Star

False Image of The Sun[Image Credit NASA]

    A Star is a ball of plasma and is a very dense region in space. In the night sky, you can see an uncountable number of stars and even though they look so little, most of them are several times larger than our parent star, The Sun, which is only an average-sized star. A star is capable of helping sustain life on a planet if it is placed at the right distance from its parent star.

    One might ask, how does a star shine or how does it generate heat. The answer is Nuclear fusion. Abundant quantities of hydrogen are present in any star. Due to high densities, the hydrogen atoms undergo fusion producing helium and in the process liberate very high amounts of heat and also photons(i.e, light). Every second, around 600 million tons of hydrogen are converted into 596 million tons of helium and the remaining 4 million tons are converted into energy.

Carina Nebula[Image Credit: NASA, ESA, Hubble Space Telescope] 

   A star is born from a nebula which is a cloud of hydrogen, helium, and dust.
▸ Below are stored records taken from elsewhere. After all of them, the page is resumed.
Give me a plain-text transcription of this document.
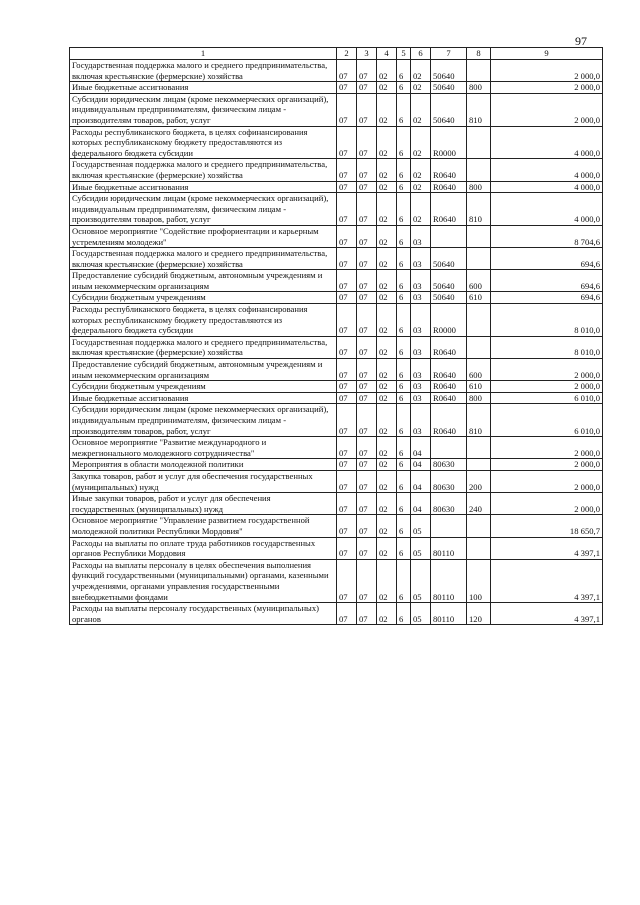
97
1	2	3	4	5	6	7	8	9
Государственная поддержка малого и среднего предпринимательства, включая крестьянские (фермерские) хозяйства	07	07	02	6	02	50640		2 000,0
Иные бюджетные ассигнования	07	07	02	6	02	50640	800	2 000,0
Субсидии юридическим лицам (кроме некоммерческих организаций), индивидуальным предпринимателям, физическим лицам - производителям товаров, работ, услуг	07	07	02	6	02	50640	810	2 000,0
Расходы республиканского бюджета, в целях софинансирования которых республиканскому бюджету предоставляются из федерального бюджета субсидии	07	07	02	6	02	R0000		4 000,0
Государственная поддержка малого и среднего предпринимательства, включая крестьянские (фермерские) хозяйства	07	07	02	6	02	R0640		4 000,0
Иные бюджетные ассигнования	07	07	02	6	02	R0640	800	4 000,0
Субсидии юридическим лицам (кроме некоммерческих организаций), индивидуальным предпринимателям, физическим лицам - производителям товаров, работ, услуг	07	07	02	6	02	R0640	810	4 000,0
Основное мероприятие "Содействие профориентации и карьерным устремлениям молодежи"	07	07	02	6	03			8 704,6
Государственная поддержка малого и среднего предпринимательства, включая крестьянские (фермерские) хозяйства	07	07	02	6	03	50640		694,6
Предоставление субсидий бюджетным, автономным учреждениям и иным некоммерческим организациям	07	07	02	6	03	50640	600	694,6
Субсидии бюджетным учреждениям	07	07	02	6	03	50640	610	694,6
Расходы республиканского бюджета, в целях софинансирования которых республиканскому бюджету предоставляются из федерального бюджета субсидии	07	07	02	6	03	R0000		8 010,0
Государственная поддержка малого и среднего предпринимательства, включая крестьянские (фермерские) хозяйства	07	07	02	6	03	R0640		8 010,0
Предоставление субсидий бюджетным, автономным учреждениям и иным некоммерческим организациям	07	07	02	6	03	R0640	600	2 000,0
Субсидии бюджетным учреждениям	07	07	02	6	03	R0640	610	2 000,0
Иные бюджетные ассигнования	07	07	02	6	03	R0640	800	6 010,0
Субсидии юридическим лицам (кроме некоммерческих организаций), индивидуальным предпринимателям, физическим лицам - производителям товаров, работ, услуг	07	07	02	6	03	R0640	810	6 010,0
Основное мероприятие "Развитие международного и межрегионального молодежного сотрудничества"	07	07	02	6	04			2 000,0
Мероприятия в области молодежной политики	07	07	02	6	04	80630		2 000,0
Закупка товаров, работ и услуг для обеспечения государственных (муниципальных) нужд	07	07	02	6	04	80630	200	2 000,0
Иные закупки товаров, работ и услуг для обеспечения государственных (муниципальных) нужд	07	07	02	6	04	80630	240	2 000,0
Основное мероприятие "Управление развитием государственной молодежной политики Республики Мордовия"	07	07	02	6	05			18 650,7
Расходы на выплаты по оплате труда работников государственных органов Республики Мордовия	07	07	02	6	05	80110		4 397,1
Расходы на выплаты персоналу в целях обеспечения выполнения функций государственными (муниципальными) органами, казенными учреждениями, органами управления государственными внебюджетными фондами	07	07	02	6	05	80110	100	4 397,1
Расходы на выплаты персоналу государственных (муниципальных) органов	07	07	02	6	05	80110	120	4 397,1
Over time this cloud comes closer and closer because of gravitational force and after a certain density is reached, nuclear fusion starts, and the star starts emitting light and energy. A typical star continues to burn for many billion years before it runs out of fuel, hydrogen. As it loses more and more hydrogen, the density decreases because of which the gravitational force decreases, and the size increases becoming a red giant. When the Sun becomes a red giant, it is estimated that it will cover the till the orbit the earth, consuming mercury, venus, and earth in the process. Other planets would be also affected by this conversion like change in their orbits, change in their atmosphere, etc. After it runs out of the fuel, due to still high the star then collapses into itself due to gravity. When it collapses, it triggers nova, which is a large explosion of most of its matter. Stars twice as big as the sun explodes with very high magnitude and the explosion is called supernovae. Based on the size of the star, after the explosion, it collapses to form different objects. Where a star with the size of the sun collapses it forms a white dwarf, which is much much smaller than the original size. If a star twice as big or much larger than that collapses, it becomes a neutron star. Gravity is so strong that the atoms tears apart and proton and electrons combine to form neutrons, so the existing and newly made neutrons are tightly packed with each other in a neutron star. Stars which are 20 times as big as the sun can collapse into a black hole. Gravity in a black hole is immensely strong that all the matter collapses into a single 1-dimensional point and nothing, not even the light can escape from it.

    There are many ways a star can exist in the universe. There can be a lone star that wanders the universe without any destiny. Another can exist in a galaxy where it orbits the supermassive black hole at the center of the galaxy. There can be planets orbiting the star just like our solar system. Two or more stars can orbit each other while planets may be orbiting them or may not. Even though more than 2 stars orbiting each other is pretty much abnormal. When two stars orbit each other its called a binary system.

    In contrast to popular beliefs, red stars are cooler than blue stars. Also, the bigger the star is, the faster it burns the fuel, and the earlier the star dies. This is why very large stars are rare in the universe as they died in the earlier years of the universe. The biggest star known to us today is, UY Scuti which is about 1700 times the size of the Sun.